Picking the next director is a serious matter. Here are several challenges facing the director of the CIA:
Combating transnational terrorism. This war is far from over. There are estimated to be twice as many al-Qaeda operatives in Iraq as there were last year. The recent attack on the Benghazi consulate remind us all that America and its interests are still in the crosshairs. The Obama Administration’s strategy is over-reliant on drone strikes and covert action. What is needed is a fresh and independent perspective, and a new director could provide that.
Sizing up the hot spots. Iran’s nuclear program and the state of the Taliban threat in Afghanistan are not only high-priority intelligence issues; they top the list of the most controversial foreign policy issues. The President and the nation must have a director in whom they have confidence in to address the matter with the utmost candor and professionalism. Politics cannot color the CIA’s assessments—period.
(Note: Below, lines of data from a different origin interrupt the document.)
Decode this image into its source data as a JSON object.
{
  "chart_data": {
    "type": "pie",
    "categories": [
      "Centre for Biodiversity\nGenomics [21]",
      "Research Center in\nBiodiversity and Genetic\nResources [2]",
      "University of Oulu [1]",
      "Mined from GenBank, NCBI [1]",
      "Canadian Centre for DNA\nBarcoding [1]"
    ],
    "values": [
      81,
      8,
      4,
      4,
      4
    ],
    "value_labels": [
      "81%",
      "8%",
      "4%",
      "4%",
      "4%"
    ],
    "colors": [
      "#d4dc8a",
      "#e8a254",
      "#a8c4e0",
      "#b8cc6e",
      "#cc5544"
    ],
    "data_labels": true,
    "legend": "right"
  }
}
Getting cyber serious. Cyber threats are a top challenge for every part of our government. We have to be particularly concerned about China, Russia, and Iran. We need a director that will keep cyber a top priority for the agency and recognize that the right solutions protect our safety, security, prosperity, freedoms, and free enterprise equally well.
Playing for the team. The days when national security agencies could operate as stand-alone entities are over. Information sharing, connecting the dots, and teamwork are more than just catchy words.